In The Heat Of The Night
The racial politics of In The Heat Of The Night may not be as shocking or edgy today as they were back in the bad old days of 1967. Matter of fact, it may even be a little corny and perhaps the drama can feel obvious, but as a piece of detective pulp it’s solid, and as a showcase for the great Rod Steiger at his scenery-chewing best it’s more than watchable. This was a period full of Southern dramas with some then socially hot elements - Hurry Sundown, ...tick…tick… tick…, The Liberation Of L.B. Jones, The Klansman, even The Chase. While those films are all utterly dated (they would seem a little more brave if they had been produced ten year earlier), In The Heat Of The Night holds up fairly well, because it’s a mystery film first, with a lot of style, and an all-star team behind the camera. It’s also the best of Sidney Poitier’s groundbreaking run of films in the '60s that made him the first black box office superstar.

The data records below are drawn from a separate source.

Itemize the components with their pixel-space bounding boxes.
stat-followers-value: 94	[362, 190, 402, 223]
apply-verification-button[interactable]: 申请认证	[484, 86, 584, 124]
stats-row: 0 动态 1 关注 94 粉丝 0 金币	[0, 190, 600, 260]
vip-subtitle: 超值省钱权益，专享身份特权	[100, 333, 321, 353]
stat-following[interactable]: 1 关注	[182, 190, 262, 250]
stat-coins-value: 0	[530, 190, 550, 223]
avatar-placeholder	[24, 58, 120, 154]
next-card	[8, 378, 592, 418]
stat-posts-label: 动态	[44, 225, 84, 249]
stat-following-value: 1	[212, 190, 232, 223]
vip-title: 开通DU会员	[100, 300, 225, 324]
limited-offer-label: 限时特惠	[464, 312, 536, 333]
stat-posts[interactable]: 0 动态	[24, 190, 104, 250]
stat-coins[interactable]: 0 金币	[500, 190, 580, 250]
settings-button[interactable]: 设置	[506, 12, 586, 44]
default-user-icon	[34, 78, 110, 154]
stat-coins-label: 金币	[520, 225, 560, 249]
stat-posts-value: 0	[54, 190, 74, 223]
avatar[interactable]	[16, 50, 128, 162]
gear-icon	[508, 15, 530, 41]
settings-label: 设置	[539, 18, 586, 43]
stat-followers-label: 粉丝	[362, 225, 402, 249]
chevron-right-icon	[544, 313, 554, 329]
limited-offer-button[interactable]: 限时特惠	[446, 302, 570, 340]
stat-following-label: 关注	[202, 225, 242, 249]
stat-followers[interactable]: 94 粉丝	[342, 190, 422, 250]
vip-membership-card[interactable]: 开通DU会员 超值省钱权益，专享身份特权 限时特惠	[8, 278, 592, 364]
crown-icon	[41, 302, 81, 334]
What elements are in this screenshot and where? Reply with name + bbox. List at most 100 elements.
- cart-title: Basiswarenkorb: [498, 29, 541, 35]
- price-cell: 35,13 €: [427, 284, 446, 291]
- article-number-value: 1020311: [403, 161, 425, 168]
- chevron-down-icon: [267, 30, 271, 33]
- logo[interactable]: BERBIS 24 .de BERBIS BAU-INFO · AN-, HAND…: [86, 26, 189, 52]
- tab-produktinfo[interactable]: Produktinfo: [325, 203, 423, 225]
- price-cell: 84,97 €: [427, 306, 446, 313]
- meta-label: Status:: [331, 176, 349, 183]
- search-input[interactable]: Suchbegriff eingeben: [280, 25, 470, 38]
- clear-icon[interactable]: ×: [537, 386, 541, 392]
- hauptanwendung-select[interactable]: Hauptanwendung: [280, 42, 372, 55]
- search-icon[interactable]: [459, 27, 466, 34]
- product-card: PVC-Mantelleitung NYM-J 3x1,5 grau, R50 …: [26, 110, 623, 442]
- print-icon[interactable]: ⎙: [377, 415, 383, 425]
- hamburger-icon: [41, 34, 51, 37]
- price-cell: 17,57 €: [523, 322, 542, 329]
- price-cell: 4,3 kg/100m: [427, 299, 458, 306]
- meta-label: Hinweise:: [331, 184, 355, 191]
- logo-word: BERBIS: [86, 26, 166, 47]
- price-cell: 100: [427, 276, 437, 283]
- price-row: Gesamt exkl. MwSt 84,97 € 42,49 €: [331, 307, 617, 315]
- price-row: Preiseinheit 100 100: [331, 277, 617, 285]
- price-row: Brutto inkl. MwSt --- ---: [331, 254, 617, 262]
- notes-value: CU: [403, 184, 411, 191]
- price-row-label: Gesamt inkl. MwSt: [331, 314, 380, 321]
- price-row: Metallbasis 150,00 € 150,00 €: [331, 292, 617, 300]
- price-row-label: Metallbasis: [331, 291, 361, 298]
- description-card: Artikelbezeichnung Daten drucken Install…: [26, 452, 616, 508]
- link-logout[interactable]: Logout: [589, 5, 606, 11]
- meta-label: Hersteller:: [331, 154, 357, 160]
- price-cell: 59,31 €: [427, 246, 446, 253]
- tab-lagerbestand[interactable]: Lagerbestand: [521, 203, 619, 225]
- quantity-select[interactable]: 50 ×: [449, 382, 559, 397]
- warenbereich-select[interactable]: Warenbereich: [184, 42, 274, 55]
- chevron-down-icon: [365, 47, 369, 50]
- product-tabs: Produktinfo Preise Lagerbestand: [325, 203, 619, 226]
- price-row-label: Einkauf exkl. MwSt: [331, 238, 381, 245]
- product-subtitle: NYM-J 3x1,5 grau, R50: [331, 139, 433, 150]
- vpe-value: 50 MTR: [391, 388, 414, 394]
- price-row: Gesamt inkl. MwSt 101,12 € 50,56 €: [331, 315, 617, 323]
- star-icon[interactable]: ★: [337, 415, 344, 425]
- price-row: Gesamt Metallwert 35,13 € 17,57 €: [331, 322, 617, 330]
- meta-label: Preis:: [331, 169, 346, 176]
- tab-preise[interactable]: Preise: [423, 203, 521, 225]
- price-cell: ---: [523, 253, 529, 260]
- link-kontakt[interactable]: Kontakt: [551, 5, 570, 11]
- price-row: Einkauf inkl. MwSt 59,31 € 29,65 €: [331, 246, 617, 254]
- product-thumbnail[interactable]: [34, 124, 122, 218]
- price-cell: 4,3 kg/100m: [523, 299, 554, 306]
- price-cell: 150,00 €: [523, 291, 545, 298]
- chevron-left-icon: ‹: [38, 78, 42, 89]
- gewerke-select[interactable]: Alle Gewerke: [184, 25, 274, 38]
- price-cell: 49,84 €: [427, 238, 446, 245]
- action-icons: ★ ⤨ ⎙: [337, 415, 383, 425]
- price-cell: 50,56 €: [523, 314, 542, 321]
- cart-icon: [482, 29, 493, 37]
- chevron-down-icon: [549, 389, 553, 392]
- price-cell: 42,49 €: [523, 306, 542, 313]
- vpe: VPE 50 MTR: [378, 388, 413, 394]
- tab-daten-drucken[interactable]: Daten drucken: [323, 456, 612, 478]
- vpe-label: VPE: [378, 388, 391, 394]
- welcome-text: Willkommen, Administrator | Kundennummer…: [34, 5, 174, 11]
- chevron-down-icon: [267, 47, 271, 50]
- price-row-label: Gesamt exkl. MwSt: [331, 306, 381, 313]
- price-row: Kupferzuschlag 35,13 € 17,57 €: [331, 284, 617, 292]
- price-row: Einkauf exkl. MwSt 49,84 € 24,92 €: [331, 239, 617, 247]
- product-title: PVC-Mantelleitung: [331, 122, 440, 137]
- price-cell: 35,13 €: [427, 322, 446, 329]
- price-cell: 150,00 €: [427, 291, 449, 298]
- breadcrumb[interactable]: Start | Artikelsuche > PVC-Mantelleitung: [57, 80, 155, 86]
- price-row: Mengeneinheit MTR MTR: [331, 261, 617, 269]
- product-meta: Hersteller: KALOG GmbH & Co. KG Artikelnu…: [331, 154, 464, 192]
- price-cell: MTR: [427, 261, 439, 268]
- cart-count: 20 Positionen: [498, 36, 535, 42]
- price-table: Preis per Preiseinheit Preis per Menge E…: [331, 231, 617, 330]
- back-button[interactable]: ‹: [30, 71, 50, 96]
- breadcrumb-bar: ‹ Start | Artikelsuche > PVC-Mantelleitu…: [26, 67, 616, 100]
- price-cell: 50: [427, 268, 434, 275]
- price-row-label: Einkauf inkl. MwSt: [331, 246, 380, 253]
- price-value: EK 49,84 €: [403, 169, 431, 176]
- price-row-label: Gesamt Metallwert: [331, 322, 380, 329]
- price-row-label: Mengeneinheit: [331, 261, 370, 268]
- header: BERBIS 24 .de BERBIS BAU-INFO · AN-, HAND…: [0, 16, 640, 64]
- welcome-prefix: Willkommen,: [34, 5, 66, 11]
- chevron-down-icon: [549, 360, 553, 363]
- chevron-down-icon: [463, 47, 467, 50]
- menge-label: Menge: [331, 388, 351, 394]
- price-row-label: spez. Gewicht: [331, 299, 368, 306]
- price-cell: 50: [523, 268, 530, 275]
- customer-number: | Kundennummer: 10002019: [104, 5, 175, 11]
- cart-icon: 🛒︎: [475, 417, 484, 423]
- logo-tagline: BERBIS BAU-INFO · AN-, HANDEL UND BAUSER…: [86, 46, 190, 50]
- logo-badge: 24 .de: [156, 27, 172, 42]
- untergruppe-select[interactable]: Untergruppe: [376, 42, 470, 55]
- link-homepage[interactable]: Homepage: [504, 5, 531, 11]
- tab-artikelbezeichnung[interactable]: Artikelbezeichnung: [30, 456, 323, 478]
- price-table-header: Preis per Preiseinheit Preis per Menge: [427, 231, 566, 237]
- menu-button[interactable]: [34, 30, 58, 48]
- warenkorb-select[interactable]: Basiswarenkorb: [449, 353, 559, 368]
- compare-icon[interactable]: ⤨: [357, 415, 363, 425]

In Sparta, Mississippi patrolman Sam Wood (the great character actor Warren Oates) makes his nightly rounds, after peeping at a topless woman he makes a startling discovery – the murdered body of wealthy Industrialist, Philip Colbert. Newly installed police chief Bill Gillespie (Steiger) sends him to check out the pool hall and bus station for any drifters, and wouldn’t you know it, Wood finds a well-dressed black man with a wallet full of bills waiting for a bus. The cops think they have an open and shut case, until they find out the black man, with a clear alibi, is actually Virgil Tibbs (Poitier), a Philadelphia homicide detective just passing through. The fact that he makes more money than them, is obviously smarter and is black throws these backwoods hicks for a loop. Tibbs wants to leave town but after clearing another wrongly accused guy, he impresses the deceased man’s wife, Leslie Colbert (Lee Grant), and she puts pressure on Gillespie to keep Tibbs on the case. And of course, Tibbs’ super-sleuthing leads to budding respect from the otherwise racist cops.